# Tiny Baby Bunny (s)



## Bo B Bunny (Apr 20, 2008)

My niece phoned me first thing this morning. "Tigger got a baby bunny I think. It's in the barn, can you come see? I don't want to touch him or anything cause I think he's hurt." 

Little Bunny was very badly injured somewhere. RIP little guy. My heart is breaking just thinking of your tiny little mouth, ears, toes..... 

There was nothing I could do but tell you to rest and stroke your cheek.

:bigtears:


----------



## Leaf (Apr 20, 2008)

Oh no!!

:angelandbunny:


----------



## slavetoabunny (Apr 20, 2008)

Aww....I'm sorry Pennie. Sometimes there is nothing you can do besides give them comfort. I'm glad you were there for that.


----------



## Alexah (Apr 20, 2008)

You said there was nothing you could do, but you did perhaps the most important thing there was to do...

...you witnessed the baby bunny's life and their passage to the rainbow bridge. You provided comfort and let that baby know he or she was loved. 

You helped that baby pass on and I'm so grateful you were there for him or her.

Rest in peace sweet baby...you may have left too soon, but I know you did your part and touched some hearts. I hope my Lennox was there to meet you with all the other RO bunnies at the bridge.


----------



## Bo B Bunny (Apr 21, 2008)

Tig got another baby from the nest (I don't know where it was) after I left, and then when we were down this evening. I tried to save it but it was already too late.
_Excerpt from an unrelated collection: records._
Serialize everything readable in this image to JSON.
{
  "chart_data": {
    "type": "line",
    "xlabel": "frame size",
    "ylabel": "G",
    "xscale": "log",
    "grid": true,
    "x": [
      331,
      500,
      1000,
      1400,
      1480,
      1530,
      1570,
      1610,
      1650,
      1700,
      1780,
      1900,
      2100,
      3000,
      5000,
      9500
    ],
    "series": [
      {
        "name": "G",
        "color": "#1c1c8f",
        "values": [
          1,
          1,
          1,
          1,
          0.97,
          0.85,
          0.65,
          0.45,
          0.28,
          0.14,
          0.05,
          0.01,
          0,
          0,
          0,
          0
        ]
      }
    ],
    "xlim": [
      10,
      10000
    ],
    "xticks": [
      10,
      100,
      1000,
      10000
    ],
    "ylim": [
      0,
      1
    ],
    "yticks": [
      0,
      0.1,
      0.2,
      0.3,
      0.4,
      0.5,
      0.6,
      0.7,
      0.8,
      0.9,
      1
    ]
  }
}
I know Tigger is only being the animal he's supposed to be. I just don't know if I will be able to pet him and love him like before.. Three little baby bunnies broke my heart today.... :cry2


----------



## Alexah (Apr 21, 2008)

Aww....

I wish there was something I could say. Rest in peace sweet little ones.


----------



## cheryl (Apr 21, 2008)

Aww that'sso sad....poor little babies


----------



## LuvaBun (Apr 21, 2008)

Poor babies .

R.I.P. Little ones. I'm sorry, BBB, I know it must have been so upsetting for you!

Jan


----------



## Bo B Bunny (Apr 21, 2008)

It was hard cause the first one was still alive.... the second I didn't see, and the third was already gone so I had to get him away from the cat.

I dread going to the barn today.


----------



## Becca (Apr 21, 2008)

RIP little babies 
BBB there was nothing else you could do....


----------



## Bo B Bunny (Apr 21, 2008)

Thanks. I was actually suprised at myself today - I was out watching the kids and SIL ride and Tig came over (he's a big goober and loves his tummy rubbed) and I was petting him and told him I really needed him to leave the bunnies alone! and before long I was laughing at him again. 

I know it's nature, but it's hard when it happens right when you are there ya know?

There are LOTS of babies over there tho. That's the good thing! I saw a big bunny before I left to come home. She was just sitting there looking so pretty.


----------



## mouse_chalk (Apr 22, 2008)

Aww, I'm sorry, that must have been so upsetting to see...

RIP little baby bunnies... :rainbow:


----------



## tonyshuman (Apr 23, 2008)

I'm so sorry. There was nothing you could have done. Thank you for memorializing them here.


----------



## TreasuredFriend (Apr 23, 2008)

Tomorrow I run out to the Wildlife Center with an orphaned baby cottontail. Dog killed the other three from the nest of four. Hubby and I got the call asking if we could transport "after hours" or in the morning? He/she's currently residing in a protected spot in our garage for the nite. Safely tucked under a mini-stick brush pile in the holding container. 

Our neighbors have a dog and it's over here all the time, very unsupervised. 

Yah, Bo B, cats will hunt and kill the baby rabbits. My MIL lets her cat out all the time then freaks when it comes back with a rabbit in its mouth... just upsets me that free roaming cats are hard-wired to attack young cottontails. Neighbors would let their gold domestic beast out to hunt stuff wherever it roamed. grrrr,

Breaks our hearts that they go after the creatures we love. 

and my MIL doesn't do a darn thing to keep it restrained or in her yard... Very SAD. She thinks so what, it's a rabbit!


----------



## Bo B Bunny (Apr 23, 2008)

Maybe your three and my three are together now.....


----------